Crítica | Conte Comigo
Em minha missão de rever ao menos parte dos filmes mais importantes dos anos 2000, me deparei com este drama de Kenneth Lonergan, um diretor que divide sua carreira entre o cinema e o teatro, e que gostaria de ver mais vezes nas telonas.
Responsável pelo excepcional e aterrador “Manchester À Beira Mar”, este é seu primeiro filme e já apontava algumas das características que aperfeiçoaria com o tempo. Logo no começo, vemos pessoas dirigindo e observando as paisagens da pequena cidade onde moram, e não demoramos a perceber que os personagens de Laura Linney e Mark Ruffalo possuem visões diferentes da cidade onde nasceram. Unidos pela tragédia, e separados pela forma como lidaram com ela, um vê aquela fração de mundo como o único lugar possível para se viver a vida, enquanto o outro presta atenção no cemitério que parece dar boas vindas a todos que chegam de fora da cidade.
E é basicamente sobre isso que a trama trata, ao mostrar um curto período de tempo onde a vida dos irmãos se entrelaça novamente, vemos como ambos lidam com momentos conturbados de forma aparentemente diferente - ela otimista e tentando fazer dar certo, ele fingindo que não liga - mas que no fundo prova que são dois adultos confusos e inseguros sobre o que fazer a seguir. Mas apesar de sua dinâmica ser funcional e interessante por si só, a falta de eventos no roteiro, também de Lonergan, proporciona uma gordurinha na produção que poderia ser cortada sem alterar seu efeito. Almoços, jantares, noites entediantes na frente da TV, casos extra-conjugais, brigas, vemos de tudo. E de novo. Inclusive, em certos monólogos é possível perceber até mesmo a natureza teatral do cineasta, algo que me tirou do filme uma ou outra vez por não ter sido explorado, e sim meio que jogado no meio da narrativa. Alie isso à convencionalidade visual - que aqui e ali surpreende sim, evocando visual e sonoramente “Desprezo”, de Godard - e algo que muitos falaram na época ainda se aplica: é um filme que, hoje, iria melhor se lançado direto na Netflix.

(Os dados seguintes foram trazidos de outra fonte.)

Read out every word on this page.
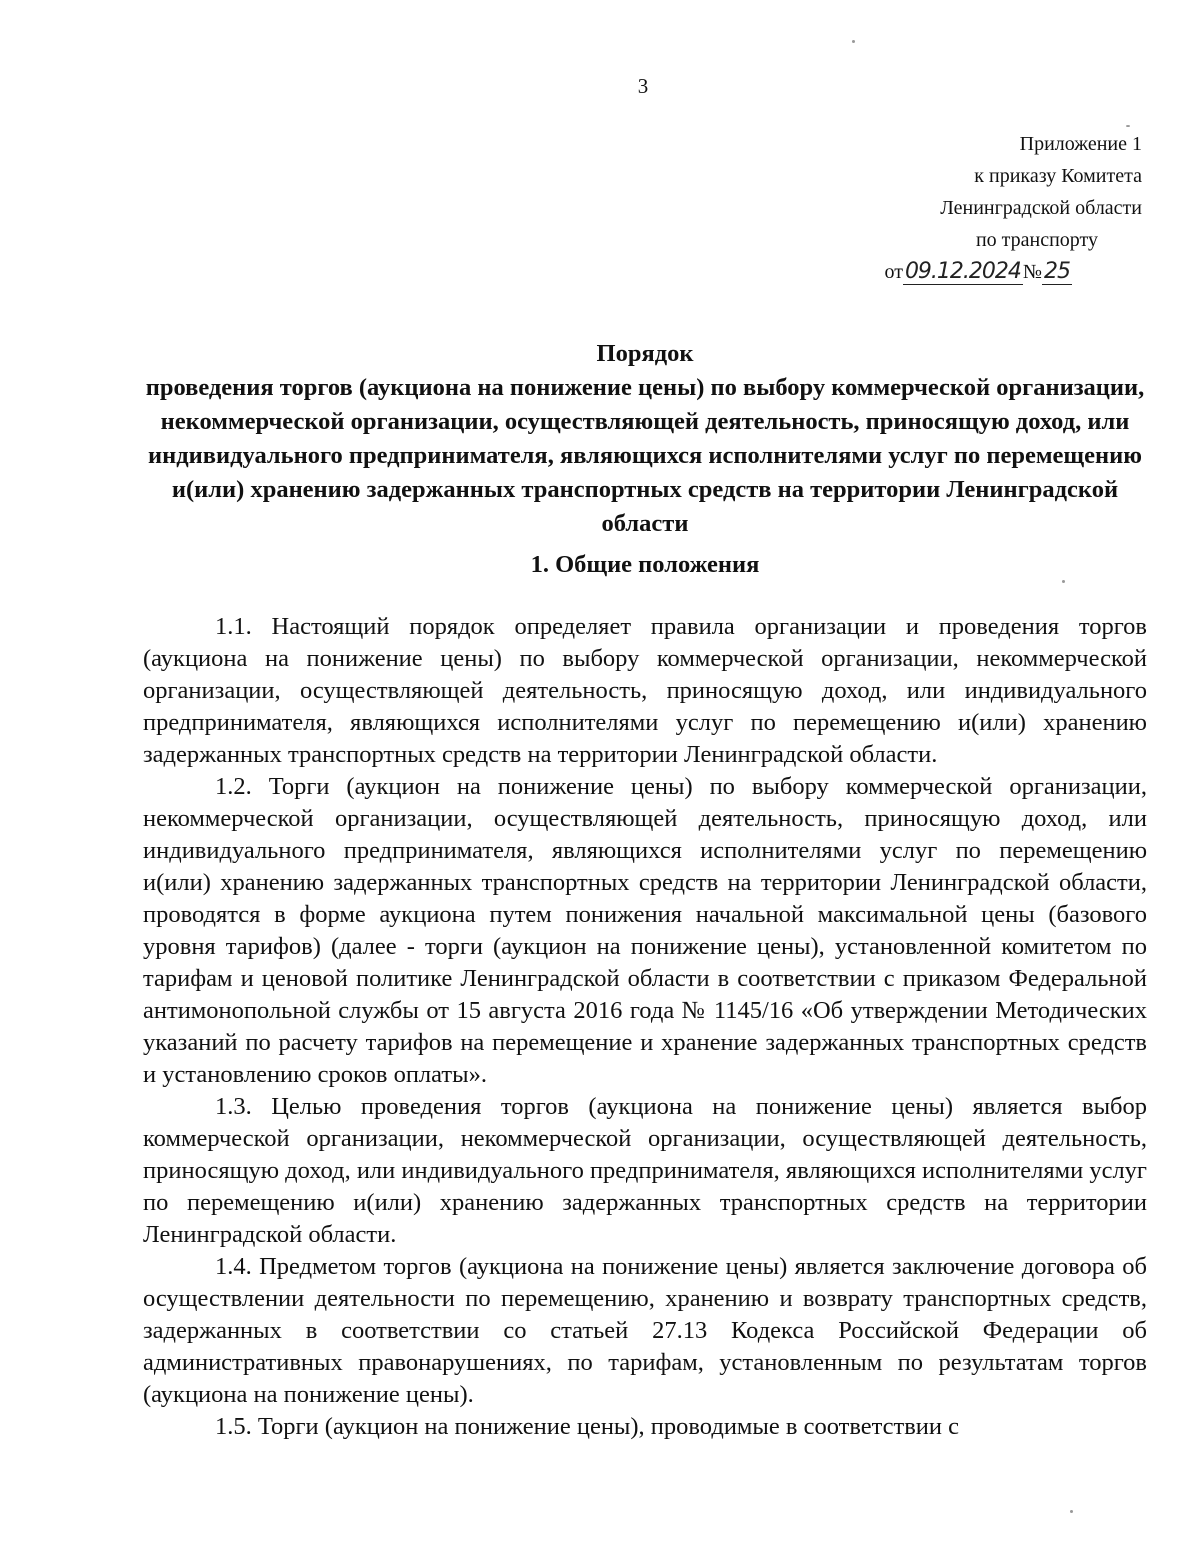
3
Приложение 1
к приказу Комитета
Ленинградской области
по транспорту
от09.12.2024 №25
Порядок
проведения торгов (аукциона на понижение цены) по выбору коммерческой организации, некоммерческой организации, осуществляющей деятельность, приносящую доход, или индивидуального предпринимателя, являющихся исполнителями услуг по перемещению и(или) хранению задержанных транспортных средств на территории Ленинградской области
1. Общие положения

1.1. Настоящий порядок определяет правила организации и проведения торгов (аукциона на понижение цены) по выбору коммерческой организации, некоммерческой организации, осуществляющей деятельность, приносящую доход, или индивидуального предпринимателя, являющихся исполнителями услуг по перемещению и(или) хранению задержанных транспортных средств на территории Ленинградской области.

1.2. Торги (аукцион на понижение цены) по выбору коммерческой организации, некоммерческой организации, осуществляющей деятельность, приносящую доход, или индивидуального предпринимателя, являющихся исполнителями услуг по перемещению и(или) хранению задержанных транспортных средств на территории Ленинградской области, проводятся в форме аукциона путем понижения начальной максимальной цены (базового уровня тарифов) (далее - торги (аукцион на понижение цены), установленной комитетом по тарифам и ценовой политике Ленинградской области в соответствии с приказом Федеральной антимонопольной службы от 15 августа 2016 года № 1145/16 «Об утверждении Методических указаний по расчету тарифов на перемещение и хранение задержанных транспортных средств и установлению сроков оплаты».

1.3. Целью проведения торгов (аукциона на понижение цены) является выбор коммерческой организации, некоммерческой организации, осуществляющей деятельность, приносящую доход, или индивидуального предпринимателя, являющихся исполнителями услуг по перемещению и(или) хранению задержанных транспортных средств на территории Ленинградской области.

1.4. Предметом торгов (аукциона на понижение цены) является заключение договора об осуществлении деятельности по перемещению, хранению и возврату транспортных средств, задержанных в соответствии со статьей 27.13 Кодекса Российской Федерации об административных правонарушениях, по тарифам, установленным по результатам торгов (аукциона на понижение цены).

1.5. Торги (аукцион на понижение цены), проводимые в соответствии с
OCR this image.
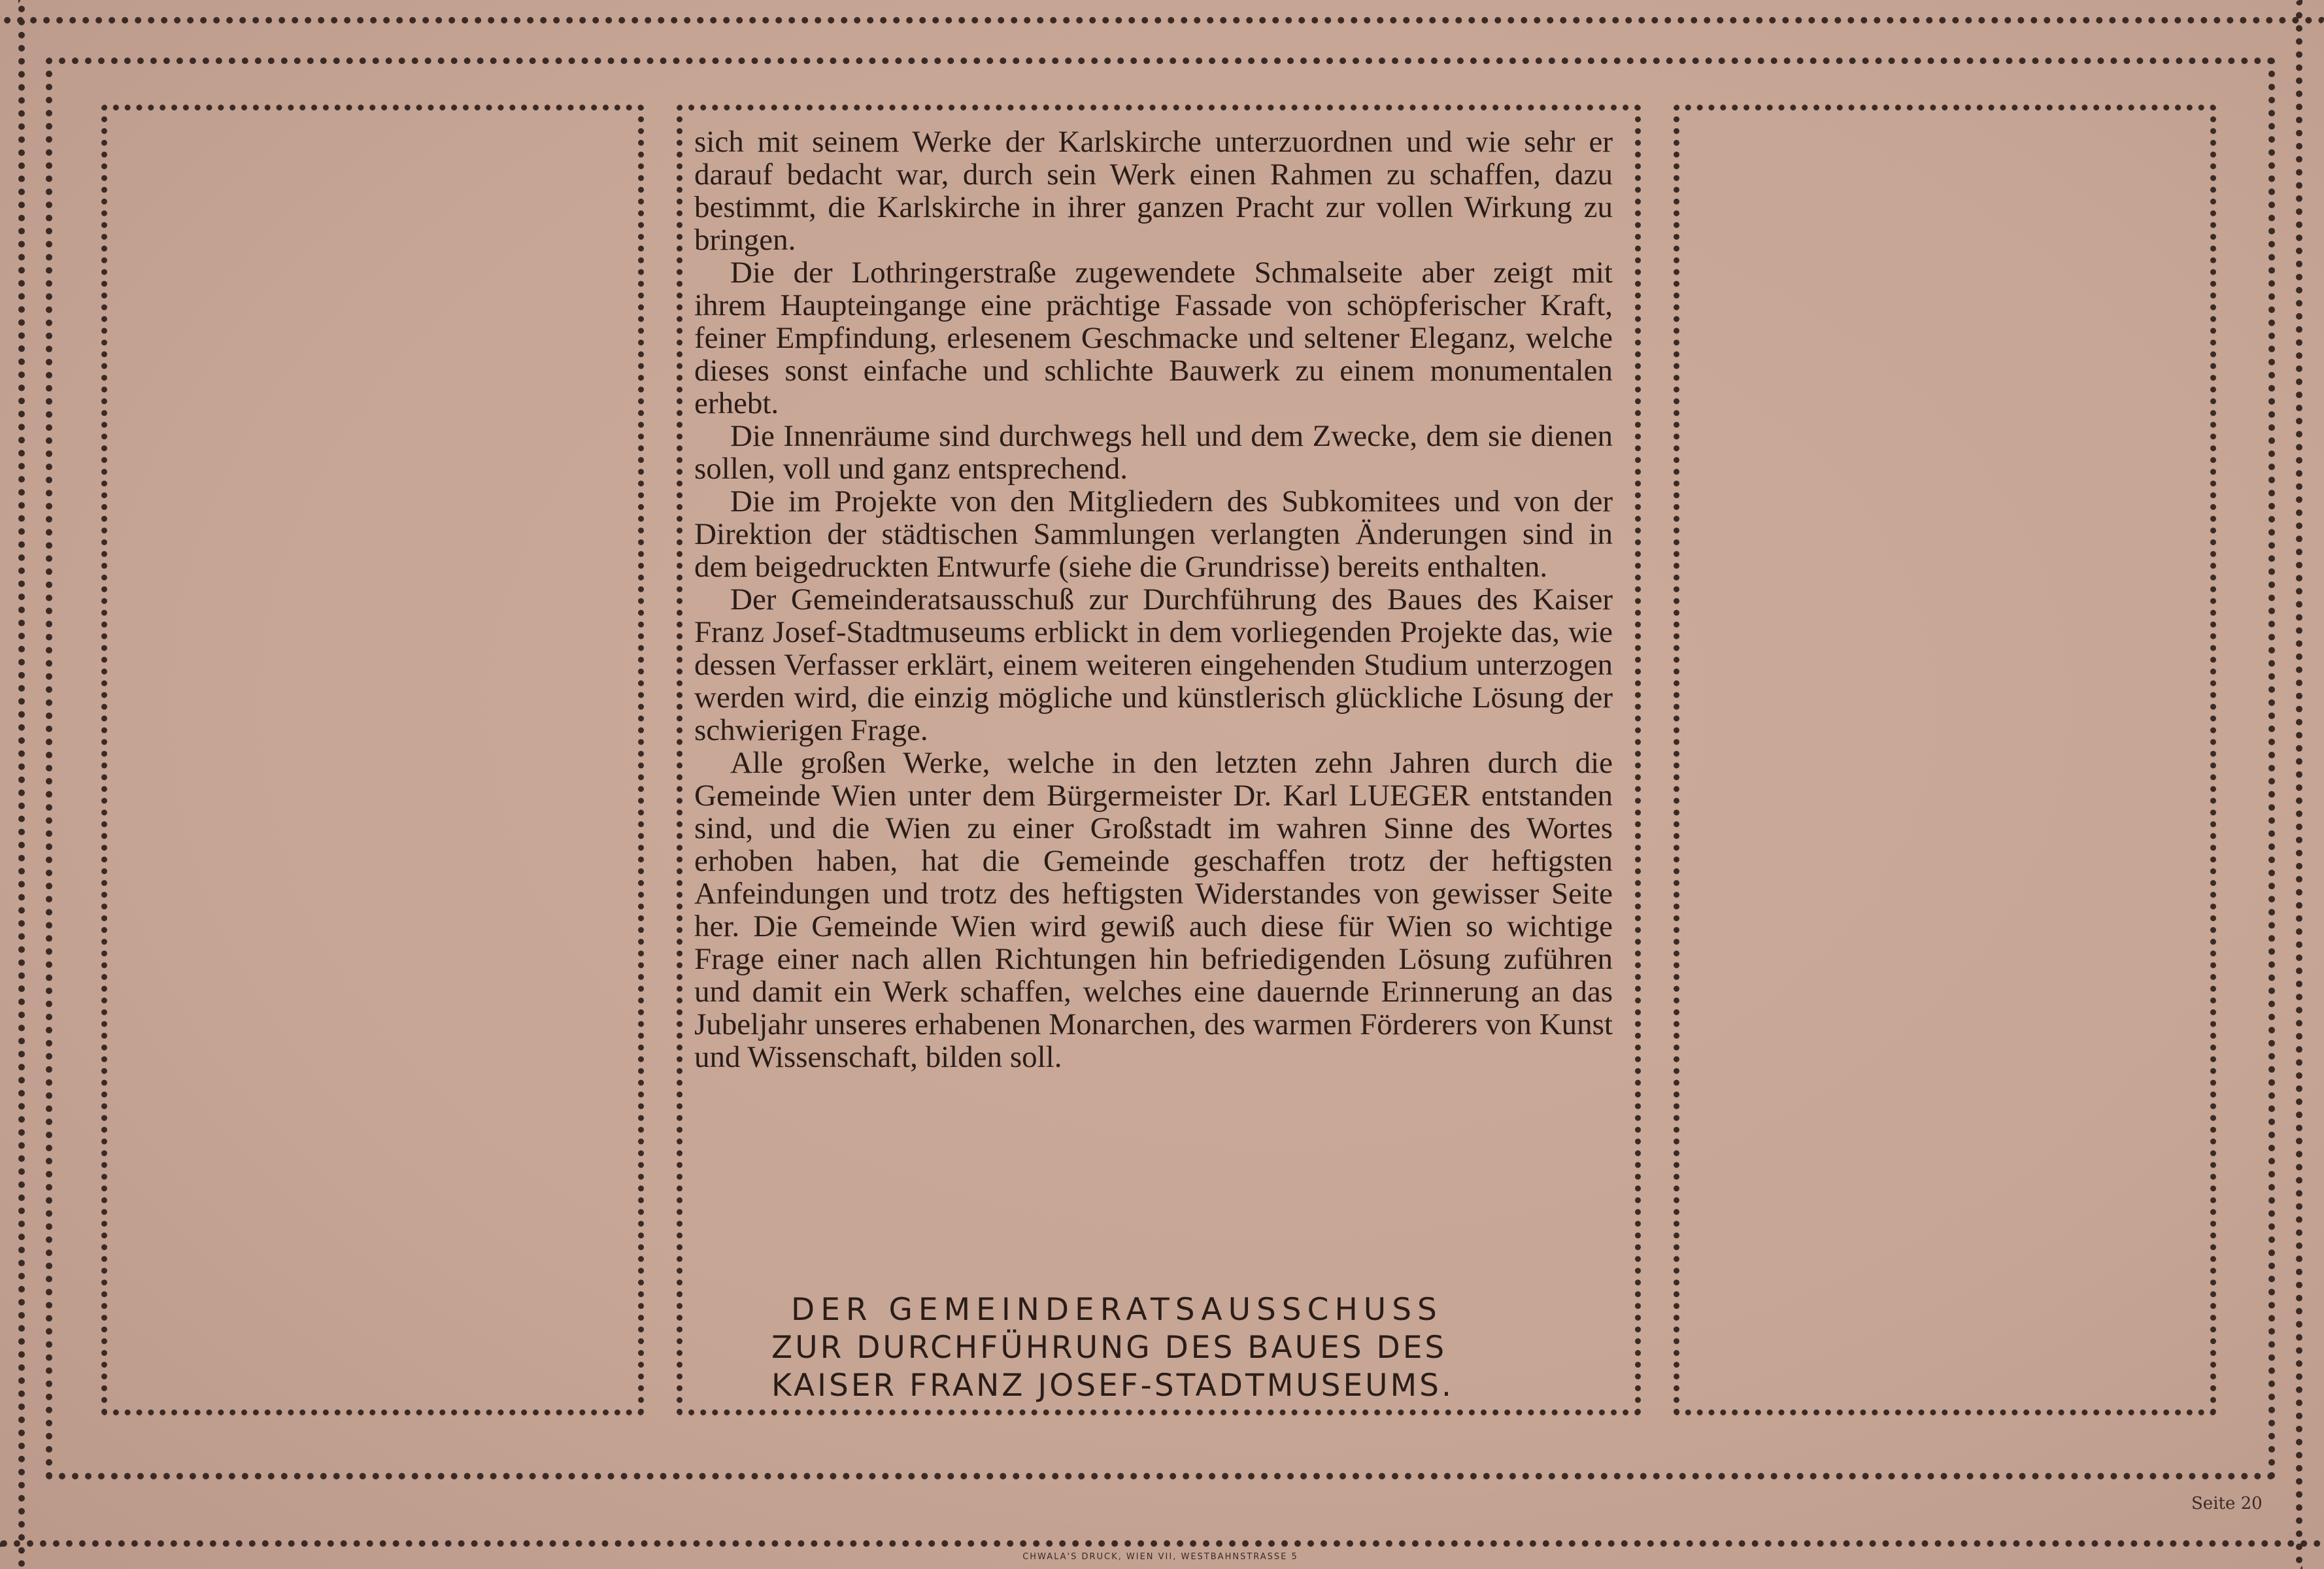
sich mit seinem Werke der Karlskirche unterzuordnen und wie sehr er darauf bedacht war, durch sein Werk einen Rahmen zu schaffen, dazu bestimmt, die Karlskirche in ihrer ganzen Pracht zur vollen Wirkung zu bringen.

Die der Lothringerstraße zugewendete Schmalseite aber zeigt mit ihrem Haupteingange eine prächtige Fassade von schöpferischer Kraft, feiner Empfindung, erlesenem Geschmacke und seltener Eleganz, welche dieses sonst einfache und schlichte Bauwerk zu einem monumentalen erhebt.

Die Innenräume sind durchwegs hell und dem Zwecke, dem sie dienen sollen, voll und ganz entsprechend.

Die im Projekte von den Mitgliedern des Subkomitees und von der Direktion der städtischen Sammlungen verlangten Änderungen sind in dem beigedruckten Entwurfe (siehe die Grundrisse) bereits enthalten.

Der Gemeinderatsausschuß zur Durchführung des Baues des Kaiser Franz Josef-Stadtmuseums erblickt in dem vorliegenden Projekte das, wie dessen Verfasser erklärt, einem weiteren eingehenden Studium unterzogen werden wird, die einzig mögliche und künstlerisch glückliche Lösung der schwierigen Frage.

Alle großen Werke, welche in den letzten zehn Jahren durch die Gemeinde Wien unter dem Bürgermeister Dr. Karl LUEGER entstanden sind, und die Wien zu einer Großstadt im wahren Sinne des Wortes erhoben haben, hat die Gemeinde geschaffen trotz der heftigsten Anfeindungen und trotz des heftigsten Widerstandes von gewisser Seite her. Die Gemeinde Wien wird gewiß auch diese für Wien so wichtige Frage einer nach allen Richtungen hin befriedigenden Lösung zuführen und damit ein Werk schaffen, welches eine dauernde Erinnerung an das Jubeljahr unseres erhabenen Monarchen, des warmen Förderers von Kunst und Wissenschaft, bilden soll.

DER GEMEINDERATSAUSSCHUSS
ZUR DURCHFÜHRUNG DES BAUES DES
KAISER FRANZ JOSEF-STADTMUSEUMS.
Seite 20
CHWALA'S DRUCK, WIEN VII, WESTBAHNSTRASSE 5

Mas mesmo que a discussão dicotômica entre conformidade e inquietacao acabe ficando um pouco perdida, as performances de Linney e Ruffalo mais do que elevam o bom material. Ela é o foco principal, e apesar de que gostaria de ter visto um pouco mais da miséria emocional em que sua personagem se encontra, a maneira como Linney comunica coisas apenas com olhares e gestos é algo possível apenas para uma intérprete de seu nível. Perceba como, sem falar uma palavra, mostra como seu apreço pelo amante volta a crescer após perceber o quão disposto este está para fazê-la feliz. Já Ruffalo pode até exagerar nos maneirismos, mas a pureza de sua performance a transforma em minha favorita de sua subestimada carreira. Sempre com um cigarro em mãos e jamais soando como um ator interpretando um personagem, ele oferece ao menos dois momentos memoráveis onde sua relação com o sobrinho comprova que, por trás de toda a postura de quem não liga, há um jovem carinhoso e preocupado com o que lhe restou de família, mas que sabe que ainda precisa encontrar um motivo para a própria vida.
Não tão triste como Lonergan parece querer, e não tão feliz a ponto de te dar aquele fôlego extra que apenas a arte consegue, “Conte Comigo” é, ao menos, encerrado com uma bela cena onde os irmãos relembram o que costumavam falar um para o outro, provavelmente após a tragédia que marcou suas vidas.